When fishermen tell you that they plan to get out on the water “early,” they mean early in a very different way than, say, runners, mountain bikers or climbers.
I learned this the other day when a friend invited me to join him on a fishing trip down the French Broad River. Our roles on this trip were established from the start: I would be the complete novice, and he would be the professional angler who spends nearly every weekend scouring local waters for prize fish. But no sooner had I committed myself to joining him than I realized that “early” definitely meant “before dawn.”
Indeed, 5 a.m. came early. Since we were doing a point-to-point float from Asheville’s River District to Woodfin, we had to coordinate logistics. One car would have to be left at the put-in, the other at the takeout. That ate up some time, but we still managed to launch our canoe at first light.
I wish I could tell you that the fish—smallmouth bass (or anything else, for that matter)—were breaking the surface in their fierce desire for our lures, but the river just flowed along smoothly, unbroken, like thick oil ebbing from a tanker spill. I felt a long day coming, but figured it shouldn’t take too long to float a mere six miles. Little did I know about all the stops and starts that are involved in a day’s fishing.
My first catch was a good-sized tree, and it took a serious chunk of time to retrieve my friend’s expensive, top-water lure from the branches. I almost felt proud that I’d hooked such a big one—and right in the middle of the river, no less. My friend’s face, however, betrayed a different sentiment. He handed me another lure to try, a rubbery thing that looked vaguely like an insect. On my first cast, it flew through the wind with all the accuracy of a small chunk of dry Styrofoam. Clearly, any tree or bush standing more than 10 feet away was safe from me now.
About an hour into the trip, my friend got his first bite. He’d thrown out an anchor and was eyeing the calm water behind a string of boulders that parted the river’s flow. After about 40 more casts, we set off again. I felt a strong foreshadowing that I would see this scenario play out many times before we were through.
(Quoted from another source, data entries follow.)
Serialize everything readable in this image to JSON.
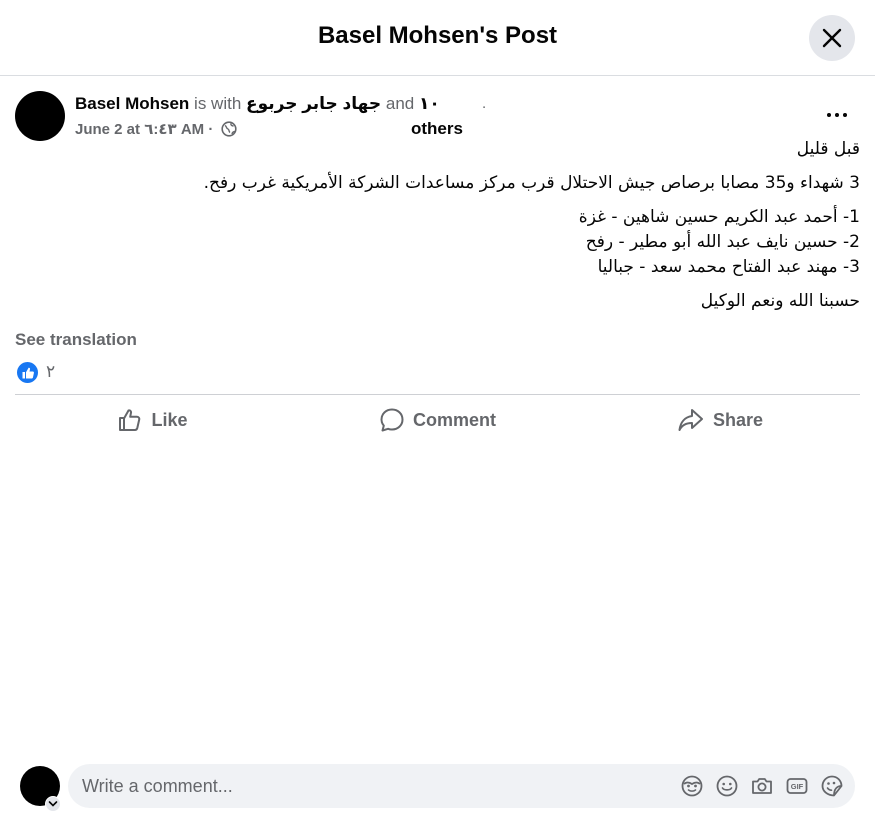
{
  "header": {
    "title": "Basel Mohsen's Post"
  },
  "post": {
    "author": "Basel Mohsen",
    "with_text": "is with",
    "tagged_person": "جهاد جابر جربوع",
    "and_text": "and",
    "others_count": "١٠",
    "dot": ".",
    "others_label": "others",
    "timestamp": "June 2 at ٦:٤٣ AM ·",
    "paragraphs": {
      "p1": "قبل قليل",
      "p2": "3 شهداء و35 مصابا برصاص جيش الاحتلال قرب مركز مساعدات الشركة الأمريكية غرب رفح.",
      "list": [
        "1- أحمد عبد الكريم حسين شاهين - غزة",
        "2- حسين نايف عبد الله أبو مطير - رفح",
        "3- مهند عبد الفتاح محمد سعد - جباليا"
      ],
      "p4": "حسبنا الله ونعم الوكيل"
    },
    "see_translation": "See translation",
    "reaction_count": "٢"
  },
  "actions": {
    "like": "Like",
    "comment": "Comment",
    "share": "Share"
  },
  "comment_box": {
    "placeholder": "Write a comment..."
  },
  "icons": {
    "close": "close-icon",
    "more": "more-icon",
    "globe": "globe-icon",
    "like": "thumbs-up-icon",
    "comment": "comment-bubble-icon",
    "share": "share-arrow-icon",
    "avatar_sticker": "avatar-sticker-icon",
    "emoji": "emoji-icon",
    "camera": "camera-icon",
    "gif": "gif-icon",
    "sticker": "sticker-icon"
  },
  "colors": {
    "accent": "#1877f2",
    "muted": "#65676b",
    "text": "#050505",
    "surface": "#f0f2f5"
  }
}
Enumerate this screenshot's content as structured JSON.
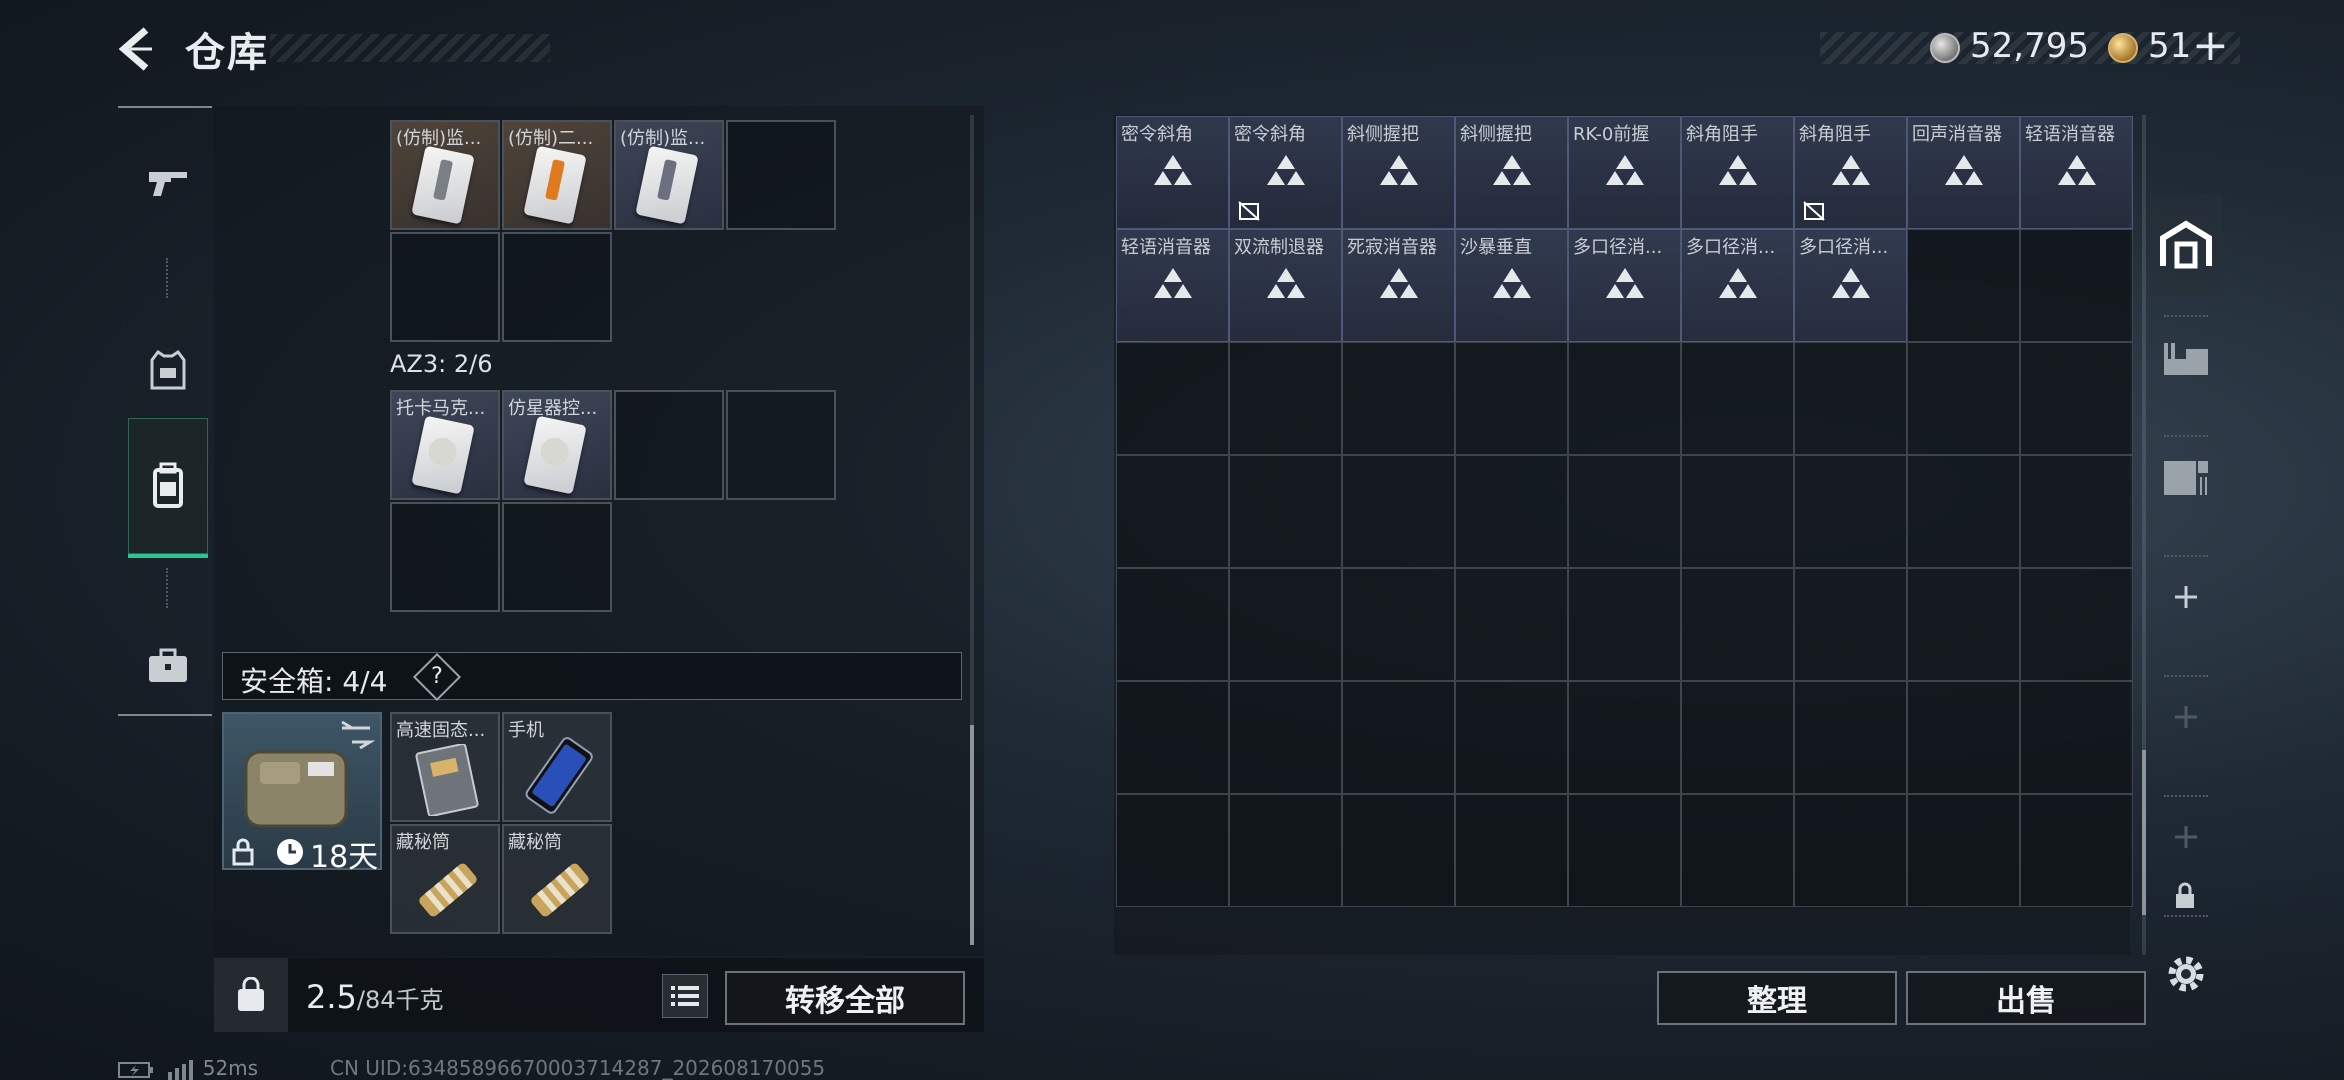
{
  "header": {
    "title": "仓库",
    "currency_silver": "52,795",
    "currency_gold": "51",
    "add_symbol": "+"
  },
  "left_tabs": [
    {
      "name": "weapons",
      "icon": "gun-icon"
    },
    {
      "name": "gear",
      "icon": "vest-icon"
    },
    {
      "name": "backpack",
      "icon": "backpack-icon",
      "active": true
    },
    {
      "name": "case",
      "icon": "briefcase-icon"
    }
  ],
  "container_a": {
    "items": [
      "(仿制)监...",
      "(仿制)二...",
      "(仿制)监..."
    ]
  },
  "container_az3": {
    "label": "AZ3: 2/6",
    "items": [
      "托卡马克...",
      "仿星器控..."
    ]
  },
  "safe_box": {
    "label": "安全箱: 4/4",
    "help": "?",
    "days": "18天",
    "items": [
      "高速固态...",
      "手机",
      "藏秘筒",
      "藏秘筒"
    ]
  },
  "weight": {
    "current": "2.5",
    "max": "/84千克"
  },
  "buttons": {
    "transfer_all": "转移全部",
    "sort": "整理",
    "sell": "出售"
  },
  "stash_items": [
    "密令斜角",
    "密令斜角",
    "斜侧握把",
    "斜侧握把",
    "RK-0前握",
    "斜角阻手",
    "斜角阻手",
    "回声消音器",
    "轻语消音器",
    "轻语消音器",
    "双流制退器",
    "死寂消音器",
    "沙暴垂直",
    "多口径消...",
    "多口径消...",
    "多口径消..."
  ],
  "status": {
    "ping": "52ms",
    "uid": "CN UID:63485896670003714287_202608170055"
  },
  "colors": {
    "accent_green": "#2ac88e",
    "item_blue": "#444e6e",
    "item_brown": "#96765a"
  }
}
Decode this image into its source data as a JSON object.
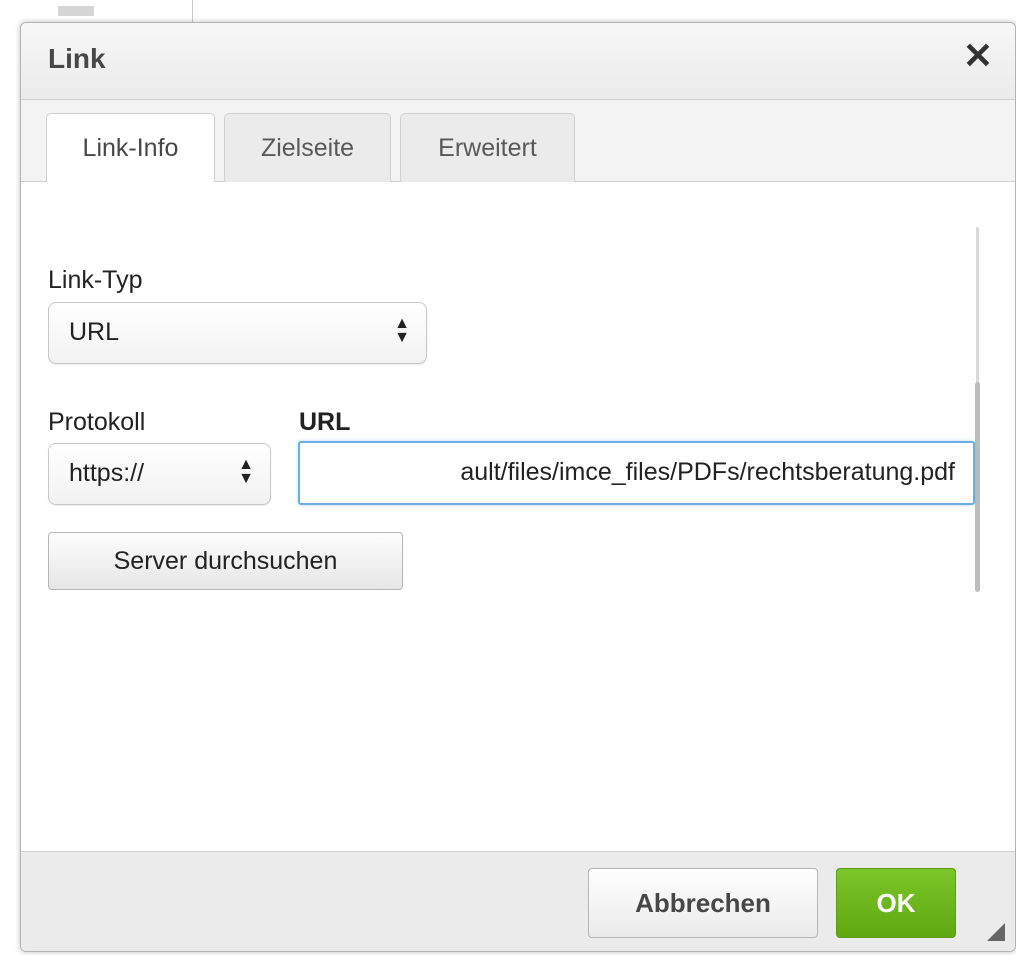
{
  "dialog": {
    "title": "Link",
    "close_glyph": "✕",
    "close_icon": "close-icon"
  },
  "tabs": [
    {
      "label": "Link-Info",
      "active": true
    },
    {
      "label": "Zielseite",
      "active": false
    },
    {
      "label": "Erweitert",
      "active": false
    }
  ],
  "form": {
    "link_type_label": "Link-Typ",
    "link_type_value": "URL",
    "protocol_label": "Protokoll",
    "protocol_value": "https://",
    "url_label": "URL",
    "url_value": "ault/files/imce_files/PDFs/rechtsberatung.pdf",
    "browse_server_label": "Server durchsuchen",
    "select_arrows_icon": "updown-arrows-icon"
  },
  "footer": {
    "cancel_label": "Abbrechen",
    "ok_label": "OK",
    "resize_icon": "resize-handle-icon"
  },
  "colors": {
    "ok_green": "#6bb51d",
    "focus_blue": "#6aaee6"
  }
}
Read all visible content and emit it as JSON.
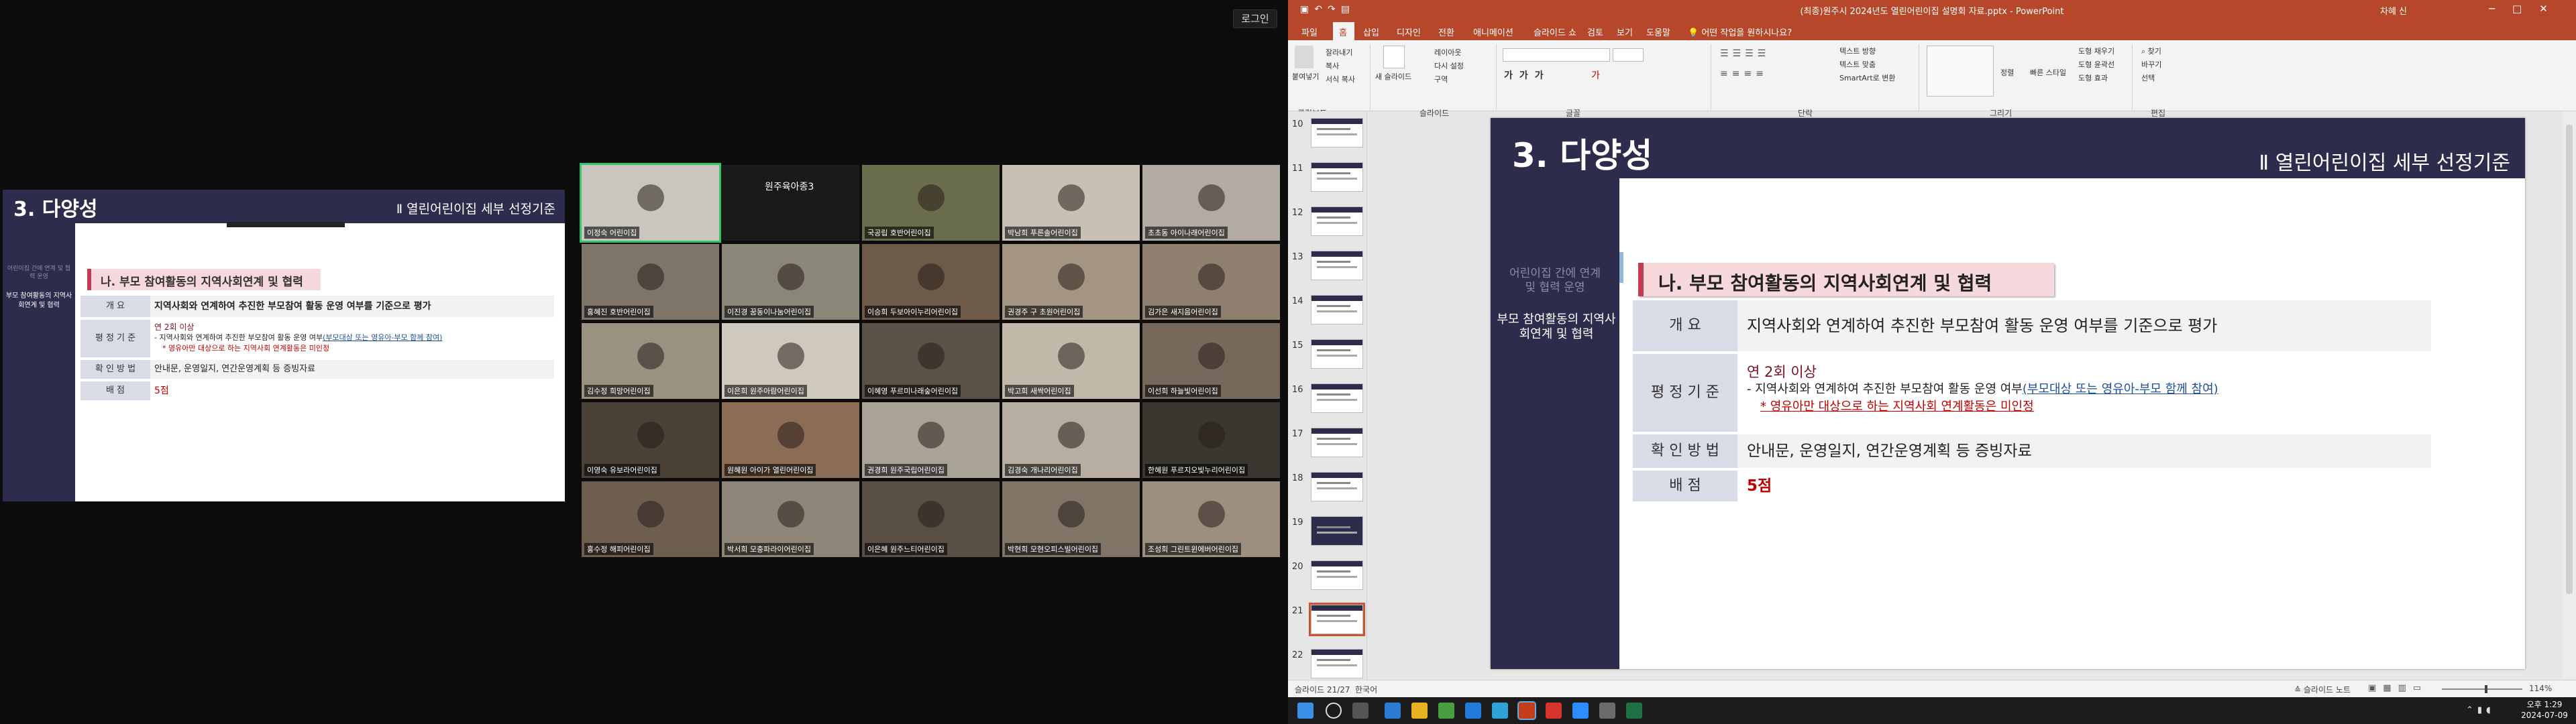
{
  "left_monitor": {
    "login_button": "로그인",
    "shared_slide": {
      "title": "3. 다양성",
      "right_title": "Ⅱ 열린어린이집 세부 선정기준",
      "side_item_dim": "어린이집 간에 연계 및 협력 운영",
      "side_item_active": "부모 참여활동의 지역사회연계 및 협력",
      "badge": "나. 부모 참여활동의 지역사회연계 및 협력",
      "rows": {
        "overview_label": "개 요",
        "overview_value": "지역사회와 연계하여 추진한 부모참여 활동 운영 여부를 기준으로 평가",
        "criteria_label": "평 정 기 준",
        "criteria_line1": "연 2회 이상",
        "criteria_line2_a": "- 지역사회와 연계하여 추진한 부모참여 활동 운영 여부",
        "criteria_line2_b": "(부모대상 또는 영유아-부모 함께 참여)",
        "criteria_line3": "* 영유아만 대상으로 하는 지역사회 연계활동은 미인정",
        "method_label": "확 인 방 법",
        "method_value": "안내문, 운영일지, 연간운영계획 등 증빙자료",
        "score_label": "배 점",
        "score_value": "5점"
      }
    },
    "participants": [
      "이정숙 어린이집",
      "원주육아종3",
      "국공립 호반어린이집",
      "박남희 푸른솔어린이집",
      "초초동 아이나래어린이집",
      "홍혜진 호반어린이집",
      "이진경 꿈동이나눔어린이집",
      "이승희 두보아이누리어린이집",
      "권경주 구 초원어린이집",
      "김가은 새지음어린이집",
      "김수정 희망어린이집",
      "이은희 원주아람어린이집",
      "이혜영 푸르미나래숲어린이집",
      "박고희 새싹어린이집",
      "이선희 하늘빛어린이집",
      "이영숙 유보라어린이집",
      "원혜원 아이가 열린어린이집",
      "권경희 원주국립어린이집",
      "김경숙 개나리어린이집",
      "한혜원 푸르지오빛누리어린이집",
      "홍수정 해피어린이집",
      "박서희 모충파라이어린이집",
      "이은혜 원주느티어린이집",
      "박현희 모현오피스빌어린이집",
      "조성희 그린트윈에버어린이집"
    ]
  },
  "powerpoint": {
    "doc_title": "(최종)원주시 2024년도 열린어린이집 설명회 자료.pptx - PowerPoint",
    "user": "차혜 신",
    "tabs": [
      "파일",
      "홈",
      "삽입",
      "디자인",
      "전환",
      "애니메이션",
      "슬라이드 쇼",
      "검토",
      "보기",
      "도움말"
    ],
    "tell_me": "어떤 작업을 원하시나요?",
    "ribbon_groups": [
      "클립보드",
      "슬라이드",
      "글꼴",
      "단락",
      "그리기",
      "편집"
    ],
    "ribbon_items": {
      "paste": "붙여넣기",
      "cut": "잘라내기",
      "copy": "복사",
      "format_painter": "서식 복사",
      "new_slide": "새 슬라이드",
      "layout": "레이아웃",
      "reset": "다시 설정",
      "section": "구역",
      "text_direction": "텍스트 방향",
      "align_text": "텍스트 맞춤",
      "smartart": "SmartArt로 변환",
      "arrange": "정렬",
      "quick_styles": "빠른 스타일",
      "shape_fill": "도형 채우기",
      "shape_outline": "도형 윤곽선",
      "shape_effects": "도형 효과",
      "find": "찾기",
      "replace": "바꾸기",
      "select": "선택"
    },
    "thumbnail_numbers": [
      "10",
      "11",
      "12",
      "13",
      "14",
      "15",
      "16",
      "17",
      "18",
      "19",
      "20",
      "21",
      "22"
    ],
    "selected_slide": "21",
    "slide": {
      "title": "3. 다양성",
      "right_title": "Ⅱ 열린어린이집 세부 선정기준",
      "side_item_dim": "어린이집 간에 연계 및 협력 운영",
      "side_item_active": "부모 참여활동의 지역사회연계 및 협력",
      "badge": "나. 부모 참여활동의 지역사회연계 및 협력",
      "rows": {
        "overview_label": "개 요",
        "overview_value": "지역사회와 연계하여 추진한 부모참여 활동 운영 여부를 기준으로 평가",
        "criteria_label": "평 정 기 준",
        "criteria_line1": "연 2회 이상",
        "criteria_line2_a": "- 지역사회와 연계하여 추진한 부모참여 활동 운영 여부",
        "criteria_line2_b": "(부모대상 또는 영유아-부모 함께 참여)",
        "criteria_line3": "* 영유아만 대상으로 하는 지역사회 연계활동은 미인정",
        "method_label": "확 인 방 법",
        "method_value": "안내문, 운영일지, 연간운영계획 등 증빙자료",
        "score_label": "배 점",
        "score_value": "5점"
      }
    },
    "status": {
      "slide_counter": "슬라이드 21/27",
      "language": "한국어",
      "notes": "슬라이드 노트",
      "zoom": "114%"
    },
    "clock": {
      "time": "오후 1:29",
      "date": "2024-07-09"
    }
  }
}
Although the morning started off cool, the sun began to work its way over the tree line and soon had our vessel in its sights. I had to tell myself that we were still in the French Broad, not perched on a giant square of tinfoil in front of an evil child brandishing a magnifying glass. Sweat poured into my black T-shirt, while my buddy tilted his fishing hat and told me how a special long-sleeve, white nylon fishing shirt, complete with perspiration-point webbing, is a must-have for the water-loving sportsman. Hours passed and I caught more nothing, while he reeled in more smallmouths.
Even though the fish were obviously avoiding me, the river showed me life I wasn’t expecting to see. An osprey squealed overhead. A flock of baby ducks circled the canoe, waiting to be fed. My thoughts began to take a turn for the better when I spotted a huge V-formation of Canada geese cruising overhead. I sat gazing at the spectacle, but my friend made an attempt to ward them away, telling me that the fisherman’s curse is to be doused from above by buckets of white geese slop.
Even without a watch to guide me, the sun’s angle and the growing sweat stains on my shirt told me it was close to noon. The score was 5-0, his advantage. But I was still casting my line, certain that something would bite. I began to see myself as a Zen fishing master, artfully twisting the lure before my catch.
In mid-Zen reverie, something hit my line, and I yanked it in with gusto. It was a smallmouth bass, 10 inches long; my friend charitably called a good catch. We both admired it for a few seconds—and then he told me to toss it back. I frowned, having a little trouble swallowing what he said about the river being too dirty to yield edible fish.